Monitoring in-production ML models at large scale using Amazon SageMaker Model Monitor

Machine learning (ML) models are impacting business decisions of organizations around the globe, from retail and financial services to autonomous vehicles and space exploration. For these organizations, training and deploying ML models into production is only one step towards achieving business goals. Model performance may degrade over time for several reasons, such as changing consumer purchase patterns in the retail industry and changing economic conditions in the financial industry. Degrading model quality has a negative impact on business outcomes. To proactively address this problem, monitoring the performance of a deployed model is a critical process. Continuous monitoring of production models allows you to identify the right time and frequency to retrain and update the model. Although retraining too frequently can be too expensive, not retraining enough could result in less-than-optimal predictions from your model.

Amazon SageMaker is a fully managed service that enables developers and data scientists to quickly and easily build, train, and deploy ML models at any scale. After you train an ML model, you can deploy it on SageMaker endpoints that are fully managed and can serve inferences in real time with low latency. After you deploy your model, you can use Amazon SageMaker Model Monitor to continuously monitor the quality of your ML model in real time. You can also configure alerts to notify and trigger actions if any drift in model performance is observed. Early and proactive detection of these deviations enables you to take corrective actions, such as collecting new ground truth training data, retraining models, and auditing upstream systems, without having to manually monitor models or build additional tooling.

In this post, we discuss monitoring the quality of a classification model through classification metrics like accuracy, precision, and more.

Solution overview

The following diagram illustrates the high-level workflow of Model Monitor.
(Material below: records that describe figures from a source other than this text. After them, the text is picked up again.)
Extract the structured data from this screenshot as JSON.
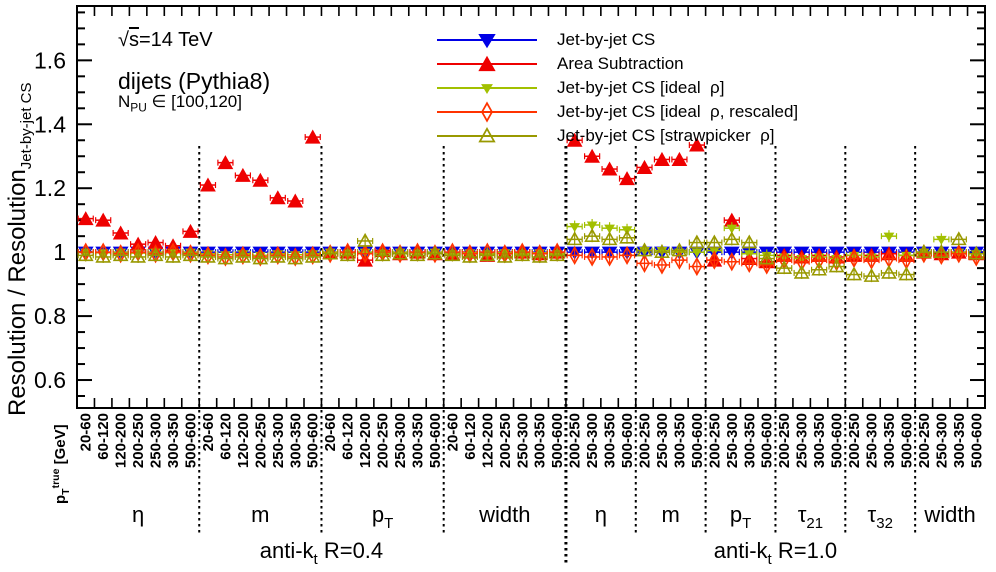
{
  "annotations": {
    "energy": {
      "sqrt_sym": "√",
      "s": "s",
      "rest": "=14 TeV"
    },
    "process": "dijets (Pythia8)",
    "pileup": {
      "main": "N",
      "sub": "PU",
      "rest": " ∈ [100,120]"
    }
  },
  "y_axis": {
    "title_main": "Resolution / Resolution",
    "title_sub": "Jet-by-jet CS",
    "tick_values": [
      0.6,
      0.8,
      1,
      1.2,
      1.4,
      1.6
    ]
  },
  "x_axis": {
    "pt_label": {
      "main": "p",
      "sub": "T",
      "sup": "true",
      "rest": " [GeV]"
    }
  },
  "legend": [
    {
      "label": "Jet-by-jet CS",
      "color": "#0000e6",
      "marker": "tdf"
    },
    {
      "label": "Area Subtraction",
      "color": "#ee0000",
      "marker": "tuf"
    },
    {
      "label": "Jet-by-jet CS [ideal  ρ]",
      "color": "#a2c000",
      "marker": "tds"
    },
    {
      "label": "Jet-by-jet CS [ideal  ρ, rescaled]",
      "color": "#ff3300",
      "marker": "dia"
    },
    {
      "label": "Jet-by-jet CS [strawpicker  ρ]",
      "color": "#999900",
      "marker": "tuo"
    }
  ],
  "chart_data": {
    "type": "scatter",
    "ylabel": "Resolution / Resolution_{Jet-by-jet CS}",
    "xlabel": "p_T^{true} [GeV]",
    "ylim": [
      0.5125,
      1.77
    ],
    "y_ticks": [
      0.6,
      0.8,
      1,
      1.2,
      1.4,
      1.6
    ],
    "sections": [
      {
        "pre": "anti-k",
        "sub": "t",
        "post": " R=0.4",
        "groups": [
          {
            "display": "η",
            "sub": "",
            "bins": [
              "20-60",
              "60-120",
              "120-200",
              "200-250",
              "250-300",
              "300-350",
              "500-600"
            ]
          },
          {
            "display": "m",
            "sub": "",
            "bins": [
              "20-60",
              "60-120",
              "120-200",
              "200-250",
              "250-300",
              "300-350",
              "500-600"
            ]
          },
          {
            "display": "p",
            "sub": "T",
            "bins": [
              "20-60",
              "60-120",
              "120-200",
              "200-250",
              "250-300",
              "300-350",
              "500-600"
            ]
          },
          {
            "display": "width",
            "sub": "",
            "bins": [
              "20-60",
              "60-120",
              "120-200",
              "200-250",
              "250-300",
              "300-350",
              "500-600"
            ]
          }
        ]
      },
      {
        "pre": "anti-k",
        "sub": "t",
        "post": " R=1.0",
        "groups": [
          {
            "display": "η",
            "sub": "",
            "bins": [
              "200-250",
              "250-300",
              "300-350",
              "500-600"
            ]
          },
          {
            "display": "m",
            "sub": "",
            "bins": [
              "200-250",
              "250-300",
              "300-350",
              "500-600"
            ]
          },
          {
            "display": "p",
            "sub": "T",
            "bins": [
              "200-250",
              "250-300",
              "300-350",
              "500-600"
            ]
          },
          {
            "display": "τ",
            "sub": "21",
            "bins": [
              "200-250",
              "250-300",
              "300-350",
              "500-600"
            ]
          },
          {
            "display": "τ",
            "sub": "32",
            "bins": [
              "200-250",
              "250-300",
              "300-350",
              "500-600"
            ]
          },
          {
            "display": "width",
            "sub": "",
            "bins": [
              "200-250",
              "250-300",
              "300-350",
              "500-600"
            ]
          }
        ]
      }
    ],
    "series": [
      {
        "name": "Jet-by-jet CS",
        "marker": "tdf",
        "color": "#0000e6",
        "values": [
          1,
          1,
          1,
          1,
          1,
          1,
          1,
          1,
          1,
          1,
          1,
          1,
          1,
          1,
          1,
          1,
          1,
          1,
          1,
          1,
          1,
          1,
          1,
          1,
          1,
          1,
          1,
          1,
          1,
          1,
          1,
          1,
          1,
          1,
          1,
          1,
          1,
          1,
          1,
          1,
          1,
          1,
          1,
          1,
          1,
          1,
          1,
          1,
          1,
          1,
          1,
          1
        ]
      },
      {
        "name": "Area Subtraction",
        "marker": "tuf",
        "color": "#ee0000",
        "values": [
          1.105,
          1.1,
          1.06,
          1.025,
          1.03,
          1.02,
          1.065,
          1.21,
          1.28,
          1.24,
          1.225,
          1.17,
          1.16,
          1.36,
          1.0,
          1.0,
          0.975,
          1.005,
          0.995,
          1.0,
          0.995,
          0.995,
          1.0,
          0.99,
          1.0,
          1.0,
          0.995,
          1.0,
          1.35,
          1.3,
          1.26,
          1.23,
          1.265,
          1.29,
          1.29,
          1.335,
          0.975,
          1.1,
          0.98,
          0.97,
          0.99,
          0.985,
          0.99,
          0.985,
          0.99,
          0.99,
          0.995,
          0.99,
          1.0,
          0.995,
          1.0,
          0.995
        ]
      },
      {
        "name": "Jet-by-jet CS [ideal ρ]",
        "marker": "tds",
        "color": "#a2c000",
        "values": [
          1.0,
          0.998,
          1.0,
          0.997,
          1.0,
          0.998,
          1.0,
          0.995,
          0.992,
          0.995,
          0.99,
          0.995,
          0.992,
          0.995,
          1.0,
          0.997,
          1.0,
          0.997,
          1.0,
          0.997,
          1.0,
          0.995,
          0.998,
          0.995,
          0.998,
          0.995,
          0.998,
          0.995,
          1.08,
          1.085,
          1.075,
          1.07,
          1.005,
          1.005,
          1.0,
          1.0,
          1.005,
          1.075,
          0.995,
          0.99,
          0.985,
          0.98,
          0.985,
          0.98,
          0.99,
          0.985,
          1.05,
          0.99,
          1.0,
          1.04,
          1.0,
          0.995
        ]
      },
      {
        "name": "Jet-by-jet CS [ideal ρ, rescaled]",
        "marker": "dia",
        "color": "#ff3300",
        "values": [
          1.0,
          1.0,
          0.995,
          1.0,
          0.995,
          1.0,
          0.995,
          0.99,
          0.985,
          0.99,
          0.985,
          0.99,
          0.985,
          0.99,
          0.995,
          1.0,
          0.995,
          1.0,
          0.995,
          1.0,
          0.995,
          1.0,
          0.995,
          1.0,
          0.995,
          1.0,
          0.995,
          1.0,
          0.99,
          0.985,
          0.985,
          0.99,
          0.965,
          0.96,
          0.975,
          0.955,
          0.975,
          0.97,
          0.965,
          0.96,
          0.975,
          0.97,
          0.975,
          0.97,
          0.98,
          0.975,
          0.98,
          0.975,
          0.995,
          0.99,
          0.995,
          0.985
        ]
      },
      {
        "name": "Jet-by-jet CS [strawpicker ρ]",
        "marker": "tuo",
        "color": "#999900",
        "values": [
          0.99,
          0.985,
          0.99,
          0.985,
          0.99,
          0.985,
          0.99,
          0.985,
          0.98,
          0.985,
          0.98,
          0.985,
          0.98,
          0.985,
          0.995,
          0.99,
          1.035,
          0.99,
          0.995,
          0.99,
          0.995,
          0.99,
          0.985,
          0.99,
          0.985,
          0.99,
          0.985,
          0.99,
          1.04,
          1.05,
          1.04,
          1.045,
          1.005,
          1.0,
          1.005,
          1.03,
          1.03,
          1.04,
          1.03,
          0.98,
          0.95,
          0.935,
          0.945,
          0.955,
          0.93,
          0.925,
          0.935,
          0.93,
          1.0,
          1.0,
          1.04,
          0.995
        ]
      }
    ]
  }
}
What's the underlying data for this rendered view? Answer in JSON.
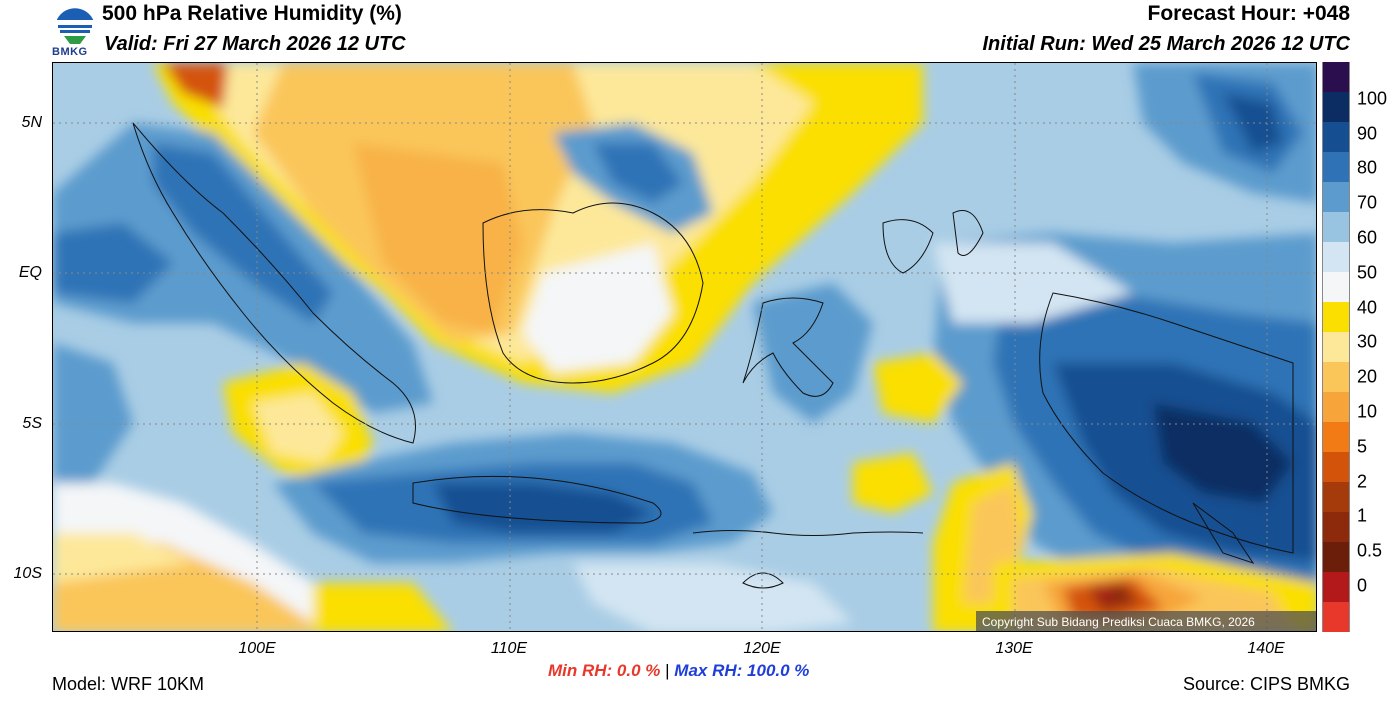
{
  "header": {
    "title": "500 hPa Relative Humidity (%)",
    "valid": "Valid: Fri 27 March 2026 12 UTC",
    "forecast_hour": "Forecast Hour: +048",
    "initial_run": "Initial Run: Wed 25 March 2026 12 UTC",
    "logo_text": "BMKG"
  },
  "map": {
    "lat_labels": [
      "5N",
      "EQ",
      "5S",
      "10S"
    ],
    "lon_labels": [
      "100E",
      "110E",
      "120E",
      "130E",
      "140E"
    ],
    "copyright": "Copyright Sub Bidang Prediksi Cuaca BMKG, 2026"
  },
  "colorbar": {
    "labels": [
      "100",
      "90",
      "80",
      "70",
      "60",
      "50",
      "40",
      "30",
      "20",
      "10",
      "5",
      "2",
      "1",
      "0.5",
      "0"
    ],
    "colors": [
      "#2a0e4e",
      "#0b2d63",
      "#154f92",
      "#2f73b6",
      "#5c9bcd",
      "#99c4e1",
      "#d3e5f2",
      "#f4f6f8",
      "#fadf00",
      "#fde89a",
      "#fac65a",
      "#f7a53a",
      "#f37b15",
      "#d4530a",
      "#a53a0b",
      "#8c2a0b",
      "#6b1f0b",
      "#b3181a",
      "#e8382b"
    ]
  },
  "footer": {
    "min_rh": "Min RH:   0.0 %",
    "separator": "|",
    "max_rh": "Max RH: 100.0 %",
    "model": "Model: WRF 10KM",
    "source": "Source: CIPS BMKG"
  }
}
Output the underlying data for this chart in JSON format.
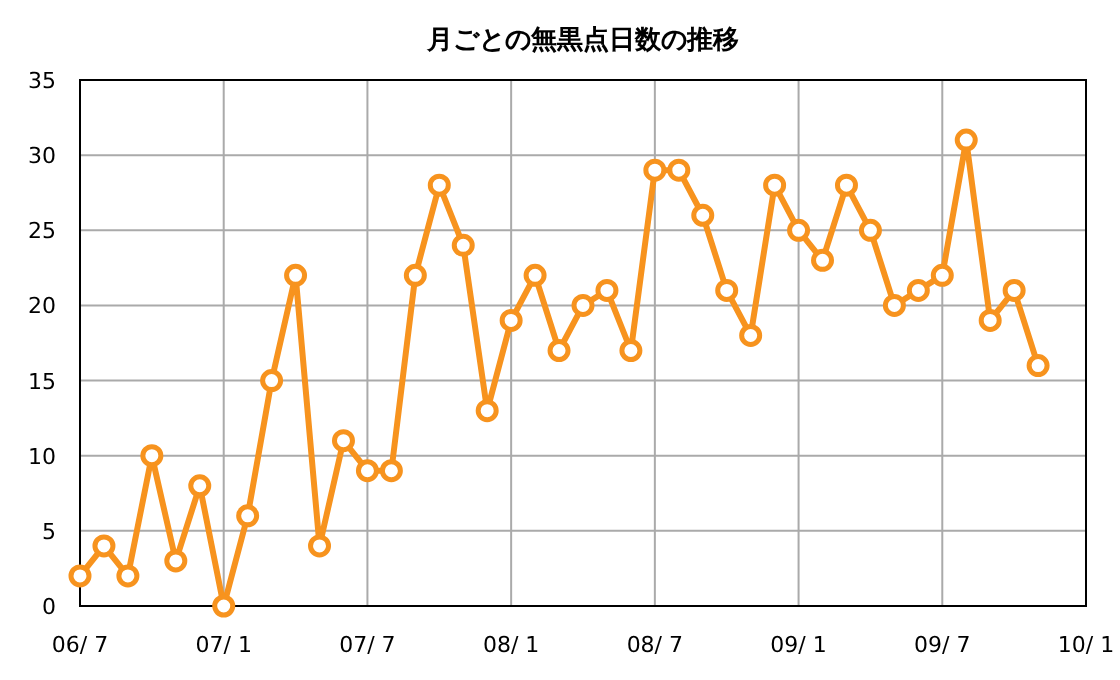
{
  "chart_data": {
    "type": "line",
    "title": "月ごとの無黒点日数の推移",
    "categories": [
      "06/ 7",
      null,
      null,
      null,
      null,
      null,
      "07/ 1",
      null,
      null,
      null,
      null,
      null,
      "07/ 7",
      null,
      null,
      null,
      null,
      null,
      "08/ 1",
      null,
      null,
      null,
      null,
      null,
      "08/ 7",
      null,
      null,
      null,
      null,
      null,
      "09/ 1",
      null,
      null,
      null,
      null,
      null,
      "09/ 7",
      null,
      null,
      null,
      null,
      null,
      "10/ 1"
    ],
    "series": [
      {
        "color": "#f7931e",
        "values": [
          2,
          4,
          2,
          10,
          3,
          8,
          0,
          6,
          15,
          22,
          4,
          11,
          9,
          9,
          22,
          28,
          24,
          13,
          19,
          22,
          17,
          20,
          21,
          17,
          29,
          29,
          26,
          21,
          18,
          28,
          25,
          23,
          28,
          25,
          20,
          21,
          22,
          31,
          19,
          21,
          16,
          null,
          null
        ]
      }
    ],
    "ylim": [
      0,
      35
    ],
    "yticks": [
      0,
      5,
      10,
      15,
      20,
      25,
      30,
      35
    ],
    "grid": true,
    "marker": "circle",
    "line_style": "solid"
  }
}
You start with an endpoint to monitor and configure a fraction of inference data to be captured in real time and stored in an Amazon Simple Storage Service (Amazon S3) bucket of your choice. Model Monitor allows you to capture both input data sent to an endpoint and predictions made by the model. After that, you can create a baseline job to generate statistical rules and constraints that serve as the basis for your model analysis later. Then, you define monitoring job and attach it to an endpoint through a schedule.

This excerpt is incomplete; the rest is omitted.